Haben Sie mich richtig verstanden? Auf die Worte des jungen Arabers: »Uns bleibt keine Wahl als zu kämpfen« antworten nicht Sie, sondern es antwortet der Dicke mit der Glatze, bequem in seinen Fauteuil hineingegossen und eine Zigarre paffend: »Wir hätten Kairo einnehmen können.« Damit ersparen Sie sich auch die restlichen Sätze, mit denen Ihr Araber seine Aussage schloß. Er hat da noch irgend etwas gesprochen, daß man die Juden ins Meer werfen wird und daß die einzige Lösung des Konflikts in der vollkommenen Vernichtung Israels besteht… Aber das ist sowieso ein alter Hut und das will niemand hören.
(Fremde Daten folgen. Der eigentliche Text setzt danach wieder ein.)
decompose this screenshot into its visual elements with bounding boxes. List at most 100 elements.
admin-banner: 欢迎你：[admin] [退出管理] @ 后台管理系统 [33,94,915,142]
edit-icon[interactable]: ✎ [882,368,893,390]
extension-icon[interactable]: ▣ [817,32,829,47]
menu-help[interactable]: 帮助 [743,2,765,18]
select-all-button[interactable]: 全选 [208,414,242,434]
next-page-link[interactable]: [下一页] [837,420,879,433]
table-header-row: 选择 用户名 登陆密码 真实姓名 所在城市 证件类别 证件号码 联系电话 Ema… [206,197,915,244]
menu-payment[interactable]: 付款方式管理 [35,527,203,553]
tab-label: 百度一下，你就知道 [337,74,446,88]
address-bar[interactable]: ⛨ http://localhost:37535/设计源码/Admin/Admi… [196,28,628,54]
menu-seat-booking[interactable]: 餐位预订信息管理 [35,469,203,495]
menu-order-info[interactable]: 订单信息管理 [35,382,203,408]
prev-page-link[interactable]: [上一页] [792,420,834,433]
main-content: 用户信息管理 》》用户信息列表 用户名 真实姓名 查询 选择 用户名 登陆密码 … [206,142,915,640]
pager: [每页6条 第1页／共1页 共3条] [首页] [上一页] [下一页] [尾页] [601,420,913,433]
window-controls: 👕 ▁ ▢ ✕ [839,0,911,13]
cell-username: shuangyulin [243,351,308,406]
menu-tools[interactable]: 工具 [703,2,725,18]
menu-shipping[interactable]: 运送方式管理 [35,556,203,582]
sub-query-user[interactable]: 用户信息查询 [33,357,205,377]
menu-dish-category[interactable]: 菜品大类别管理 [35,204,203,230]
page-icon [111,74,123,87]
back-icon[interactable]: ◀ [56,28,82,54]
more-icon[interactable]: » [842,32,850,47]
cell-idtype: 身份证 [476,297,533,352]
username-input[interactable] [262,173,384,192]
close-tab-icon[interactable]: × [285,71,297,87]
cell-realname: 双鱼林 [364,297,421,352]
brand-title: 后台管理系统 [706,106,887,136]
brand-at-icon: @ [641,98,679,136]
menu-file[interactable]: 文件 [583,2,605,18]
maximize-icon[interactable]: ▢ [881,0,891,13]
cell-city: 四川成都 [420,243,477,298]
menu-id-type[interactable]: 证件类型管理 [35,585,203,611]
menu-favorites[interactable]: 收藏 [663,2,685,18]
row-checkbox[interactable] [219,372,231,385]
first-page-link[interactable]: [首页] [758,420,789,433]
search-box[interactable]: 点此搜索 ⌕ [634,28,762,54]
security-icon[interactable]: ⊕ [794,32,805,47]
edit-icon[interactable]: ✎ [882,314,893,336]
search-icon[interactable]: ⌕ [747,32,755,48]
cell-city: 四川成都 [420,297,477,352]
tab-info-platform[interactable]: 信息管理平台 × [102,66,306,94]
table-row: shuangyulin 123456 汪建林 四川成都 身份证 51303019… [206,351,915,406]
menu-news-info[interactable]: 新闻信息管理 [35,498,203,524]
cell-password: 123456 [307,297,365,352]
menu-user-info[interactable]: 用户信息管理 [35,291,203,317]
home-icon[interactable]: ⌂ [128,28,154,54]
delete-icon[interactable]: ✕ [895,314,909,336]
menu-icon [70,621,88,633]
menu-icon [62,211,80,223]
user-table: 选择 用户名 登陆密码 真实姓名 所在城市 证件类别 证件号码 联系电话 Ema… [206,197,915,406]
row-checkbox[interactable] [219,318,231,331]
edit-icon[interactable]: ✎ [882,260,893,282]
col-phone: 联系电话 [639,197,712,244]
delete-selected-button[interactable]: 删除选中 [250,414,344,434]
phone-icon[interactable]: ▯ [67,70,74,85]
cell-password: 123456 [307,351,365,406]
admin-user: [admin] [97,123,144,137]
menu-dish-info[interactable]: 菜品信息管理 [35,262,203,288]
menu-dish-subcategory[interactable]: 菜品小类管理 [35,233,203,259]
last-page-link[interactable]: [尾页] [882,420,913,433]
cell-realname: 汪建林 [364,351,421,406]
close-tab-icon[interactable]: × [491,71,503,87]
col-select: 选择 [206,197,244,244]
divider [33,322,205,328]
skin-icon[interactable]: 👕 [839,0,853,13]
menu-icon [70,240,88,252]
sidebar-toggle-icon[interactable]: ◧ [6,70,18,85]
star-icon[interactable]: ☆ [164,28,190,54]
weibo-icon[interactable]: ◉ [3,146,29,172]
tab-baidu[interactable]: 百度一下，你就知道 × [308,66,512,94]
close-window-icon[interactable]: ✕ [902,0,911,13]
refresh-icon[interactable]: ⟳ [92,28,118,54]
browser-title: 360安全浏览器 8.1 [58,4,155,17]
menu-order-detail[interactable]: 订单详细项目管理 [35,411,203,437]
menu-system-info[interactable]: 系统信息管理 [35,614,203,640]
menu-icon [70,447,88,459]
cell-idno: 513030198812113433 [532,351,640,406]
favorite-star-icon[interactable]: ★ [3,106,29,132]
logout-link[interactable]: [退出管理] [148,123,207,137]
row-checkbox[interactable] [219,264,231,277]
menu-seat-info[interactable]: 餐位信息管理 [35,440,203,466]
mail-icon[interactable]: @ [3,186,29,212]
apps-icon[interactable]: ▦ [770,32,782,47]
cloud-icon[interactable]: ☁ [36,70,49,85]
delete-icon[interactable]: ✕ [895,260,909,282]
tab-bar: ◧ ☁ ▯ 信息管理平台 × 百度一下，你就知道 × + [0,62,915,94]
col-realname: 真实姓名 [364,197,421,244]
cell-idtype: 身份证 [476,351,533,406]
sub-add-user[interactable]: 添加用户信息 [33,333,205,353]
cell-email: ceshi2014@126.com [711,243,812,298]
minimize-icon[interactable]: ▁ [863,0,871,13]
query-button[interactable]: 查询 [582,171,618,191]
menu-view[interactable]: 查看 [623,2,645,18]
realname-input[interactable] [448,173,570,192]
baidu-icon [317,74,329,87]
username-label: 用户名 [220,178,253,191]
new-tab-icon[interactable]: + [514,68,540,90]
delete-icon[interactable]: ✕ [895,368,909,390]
So erscheint denn zum Schluß Ihr eigenes, sorgenvolles Gesicht auf dem Bildschirm, und Ihrer sind die nachdenklichen Worte:

»Es scheint keinen Ausweg zu geben. Solange beide Seiten es hartnäckig ablehnen, sich gemeinsam an den Verhandlungstisch zu setzen, bleibt der Nahe Osten ein Pulverfaß, dessen Explosion die Welt in Brand setzen würde…«

Sollte ein Anruf oder eine Zuschrift Sie darauf hinweisen, daß es sich bei den von Ihnen erwähnten »beiden Seiten« offenbar um einen Irrtum handelt; daß die eine Seite, nämlich die israelische, sehr wohl bereit ist, sich an den Verhandlungstisch zu setzen; daß sie diese Bereitschaft nach der siegreichen Beendigung des Sechstagekriegs proklamiert hat und sie bis heute ebenso anhaltend wie vergeblich proklamiert – dann antworten Sie dem betreffenden Rufer oder Schreiber, daß für derlei tendenziöse Schattierungen in einer objektiven Reportage kein Platz ist.